They’ve called not one press conference but three of them, at least. Simultaneous events are now scheduled for Thursday in Washington, D.C., London, and Paris, and it seems like more are being announced every hour. We can assume the scientists of the Laser Interferometer Gravitational-Wave Observatory (LIGO) have something important to tell us.*
As you've probably heard, rumor is that LIGO has detected gravitational waves, possibly ones caused by the merger of two stellar-mass black holes. (The merger of two neutron stars or a particularly violent supernova could also send ripples through spacetime that LIGO could detect.) Kip Thorne, Caltech general-relativity guru and arguably LIGO’s most prominent supporter, has explained many times over the years why a discovery like this would be exciting, but the line of his I like best comes from 300 Years of Gravitation (1987): “If cosmic gravitational waves can be detected and studied, they will create a revolution of our view of the universe comparable to or greater than that which resulted from the discovery of radio waves.”
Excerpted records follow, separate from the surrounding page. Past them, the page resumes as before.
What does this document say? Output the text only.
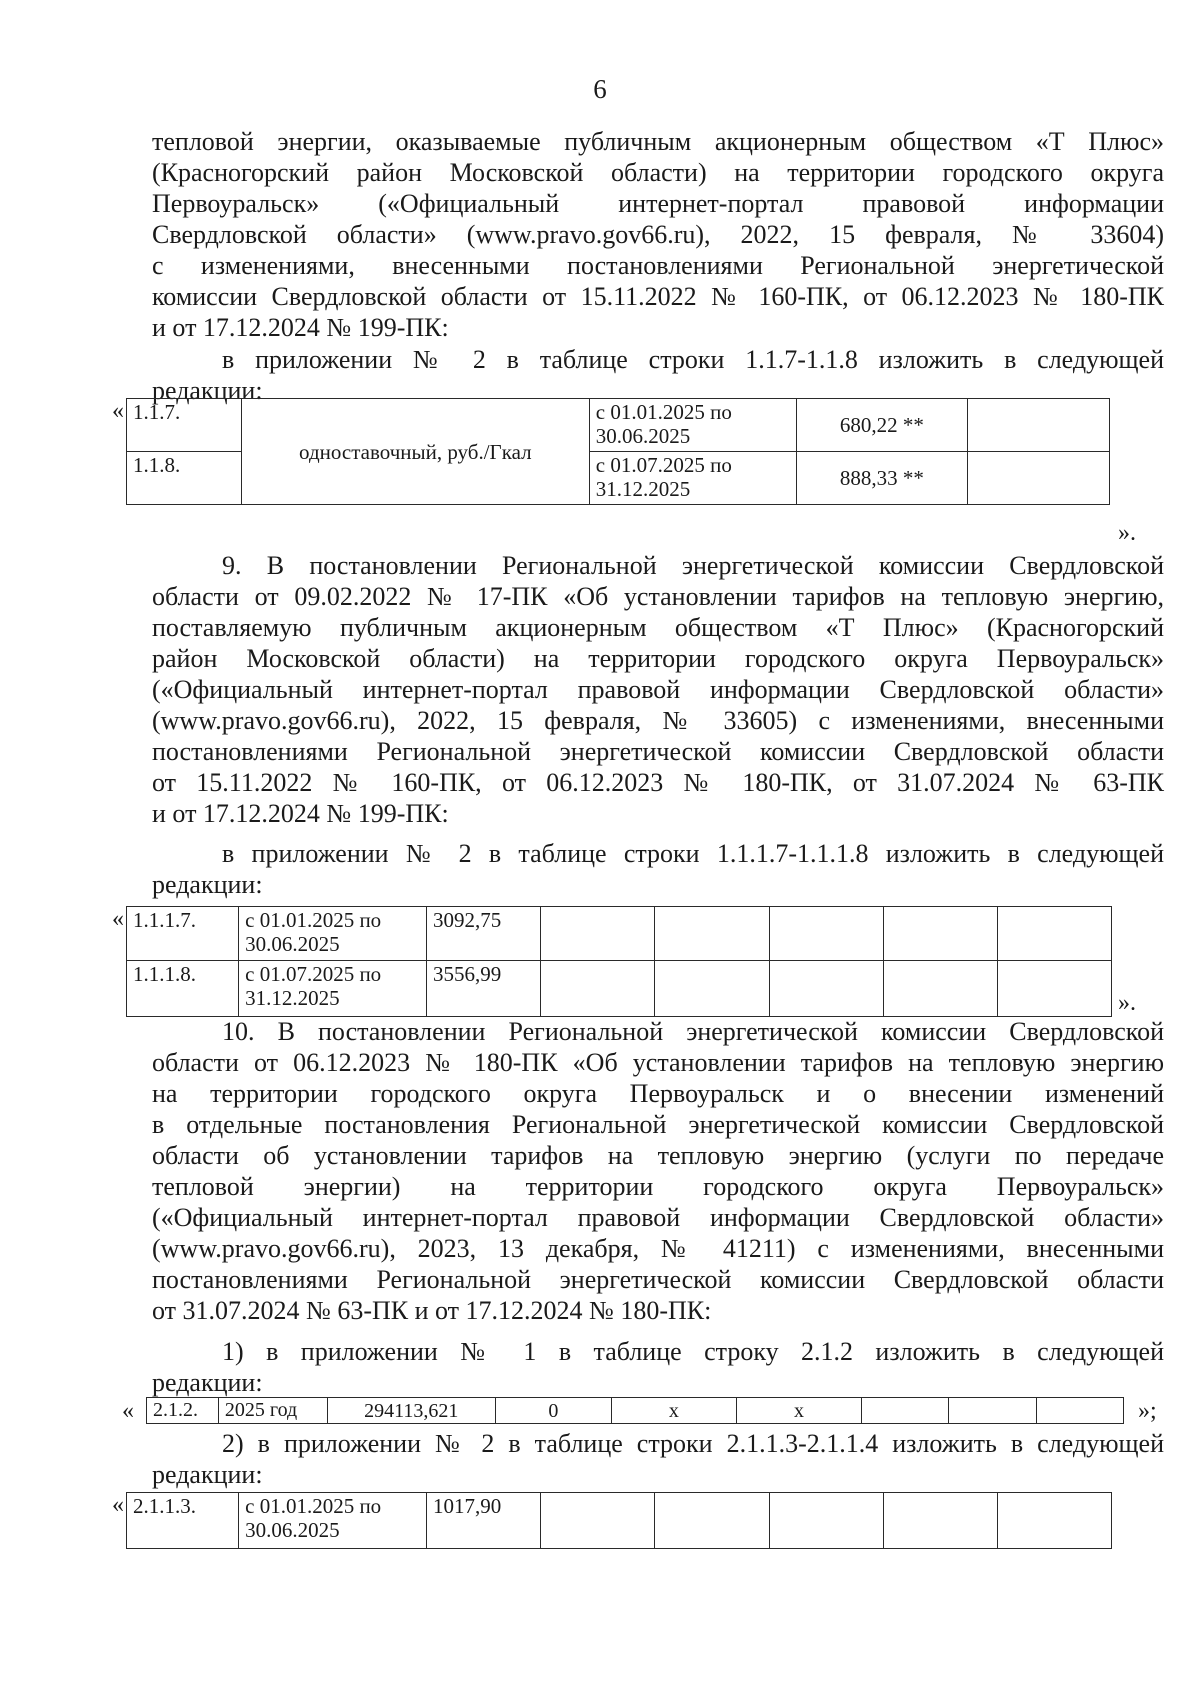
6
тепловой энергии, оказываемые публичным акционерным обществом «Т Плюс»
(Красногорский район Московской области) на территории городского округа
Первоуральск» («Официальный интернет-портал правовой информации
Свердловской области» (www.pravo.gov66.ru), 2022, 15 февраля, № 33604)
с изменениями, внесенными постановлениями Региональной энергетической
комиссии Свердловской области от 15.11.2022 № 160-ПК, от 06.12.2023 № 180-ПК
и от 17.12.2024 № 199-ПК:
в приложении № 2 в таблице строки 1.1.7-1.1.8 изложить в следующей
редакции:
« 1.1.7.	одноставочный, руб./Гкал	с 01.01.2025 по 30.06.2025	680,22 **	
1.1.8.		с 01.07.2025 по 31.12.2025	888,33 **	
».
9. В постановлении Региональной энергетической комиссии Свердловской
области от 09.02.2022 № 17-ПК «Об установлении тарифов на тепловую энергию,
поставляемую публичным акционерным обществом «Т Плюс» (Красногорский
район Московской области) на территории городского округа Первоуральск»
(«Официальный интернет-портал правовой информации Свердловской области»
(www.pravo.gov66.ru), 2022, 15 февраля, № 33605) с изменениями, внесенными
постановлениями Региональной энергетической комиссии Свердловской области
от 15.11.2022 № 160-ПК, от 06.12.2023 № 180-ПК, от 31.07.2024 № 63-ПК
и от 17.12.2024 № 199-ПК:
в приложении № 2 в таблице строки 1.1.1.7-1.1.1.8 изложить в следующей
редакции:
« 1.1.1.7.	с 01.01.2025 по 30.06.2025	3092,75					
1.1.1.8.	с 01.07.2025 по 31.12.2025	3556,99					
».
10. В постановлении Региональной энергетической комиссии Свердловской
области от 06.12.2023 № 180-ПК «Об установлении тарифов на тепловую энергию
на территории городского округа Первоуральск и о внесении изменений
в отдельные постановления Региональной энергетической комиссии Свердловской
области об установлении тарифов на тепловую энергию (услуги по передаче
тепловой энергии) на территории городского округа Первоуральск»
(«Официальный интернет-портал правовой информации Свердловской области»
(www.pravo.gov66.ru), 2023, 13 декабря, № 41211) с изменениями, внесенными
постановлениями Региональной энергетической комиссии Свердловской области
от 31.07.2024 № 63-ПК и от 17.12.2024 № 180-ПК:
1) в приложении № 1 в таблице строку 2.1.2 изложить в следующей
редакции:
« 2.1.2.	2025 год	294113,621	0	х	х				»;
2) в приложении № 2 в таблице строки 2.1.1.3-2.1.1.4 изложить в следующей
редакции:
« 2.1.1.3.	с 01.01.2025 по 30.06.2025	1017,90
I like that line because it’s the opposite of cautious academic equivocating—and yet it’s published in a scholarly volume of essays by giants like Stephen Hawking, Roger Blandford, Roger Penrose, and Martin Rees. In a venue discouraging of hype, Thorne predicted that gravitational waves would transform our understanding of nature. This press conference on Thursday might be kind of a big deal.
The opening of the radio sky, of course, led to the discovery of radio galaxies, quasars, and astrophysical black holes. The detection of gravitational waves could be similarly transformative because it would mark the beginning of an era in which scientists can use gravitational waves just as they use electromagnetic radiation—as a means of observing the cosmos.
Naturally, I’m particularly interested in what this could mean for the study of black holes. The next few years already look incredibly promising; as early as next spring, the Event Horizon Telescope should start looking for the “shadow” of the black hole at the center of the Milky Way, meaning we might soon see, with actual pictures, the faces of these things. Adding gravitational-wave detectors to the toolbox is like growing a new sense organ. We’ll find out Thursday whether this organ has heard anything yet.
*Although wouldn’t it be funny if the press conference turned out to be a routine update?